Climate-related cases have been filed in 40 countries and the total number has more than doubled since 2015, according to the latest tally. Young people, elderly people, First Nations peoples, NGOs, sub-national governments and communities exposed to climate-related risks have brought cases seeking greater climate action from governments and fossil-fuel companies. These cases target the full range of climate ‘misconduct’. This includes: governments’ weak mitigation efforts (especially in the Global North); their failures to stop deforestation; their support for the fossil-fuel industry; and their decisions to approve new oil exploration, coal mines and airport expansions. When it comes to targeting companies, cases also challenge their weak mitigation efforts, as well as widespread greenwashing, and in some cases, seek compensation for their outsized contribution to climate change.
Common to all such cases is a desire to hold powerful actors accountable based on unequivocal scientific evidence and existing legal obligations. These cases draw inspiration from other moments when marginalised groups have achieved justice in the courts – from battles against Big Tobacco, to land rights for First Nations peoples, and ongoing fights for equality. In the climate crisis, litigation offers a chance to hold governments accountable to their legal commitments (which date back at least three decades to the first UN climate treaty, signed by 196 countries and the European Union) and to scrutinise the climate commitments of governments and companies against science in an objective forum.

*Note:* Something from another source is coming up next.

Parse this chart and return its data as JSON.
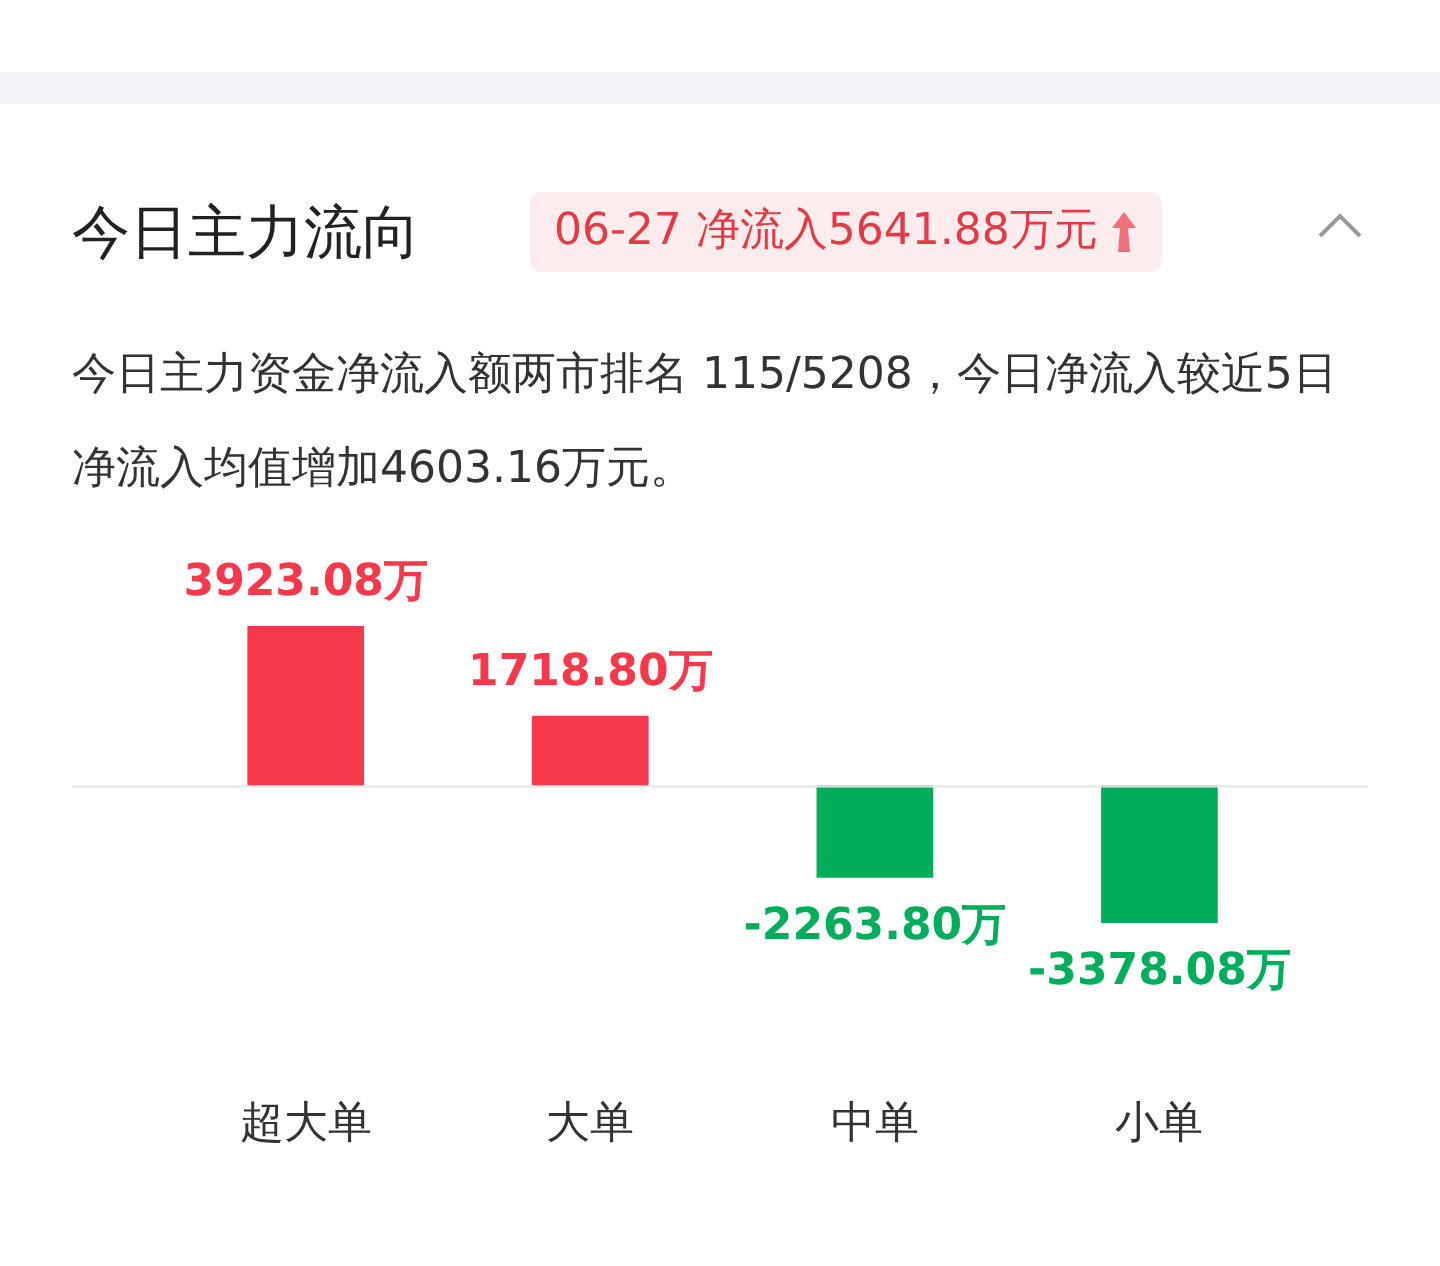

Many climate cases have been inspired by the successful, world-first case against the Dutch government. In 2015, a Dutch court upheld the challenge by the Urgenda Foundation, a Dutch sustainability organisation, to compel the Dutch government to increase its climate ambition, leading to the closure of almost all coal-fired power generation and €3bn in low-carbon investment. This was the first time globally that a court had ordered a government (or company) to reduce its emissions, leading to real-world reductions.
Since then, and particularly in the past year, there have been a series of breakthrough positive court rulings in cases against governments and companies. Courts in Ireland, France, Germany, Belgium and Australia have recognised that governments have a legal duty to take action to mitigate the climate crisis, and in some cases, have required additional mitigation action to be taken. In June 2021, a Dutch court issued a landmark decision against Royal Dutch Shell, ordering the company to reduce the emissions from its global activities by net 45% by 2030 relative to 2019 – the first decision of its kind globally.
Climate litigation is an important tool, among others, for challenging the dangerous inaction of governments and companies. But there are drawbacks: it can be slow, costly and demanding for the individual plaintiffs. To be effective in spurring systemic action, climate litigation also needs to be part of a broad social movement and a well-developed advocacy strategy.
Given, however, that developed countries and carbon majors are guilty of inexcusable inaction on climate breakdown, national courts have a critical role to play in scrutinising their climate-related conduct, and determining whether it meets the standards imposed by law. These decisions illustrate that climate litigation can compel high-emitting countries and companies to increase their mitigation efforts, with global ripple-effects.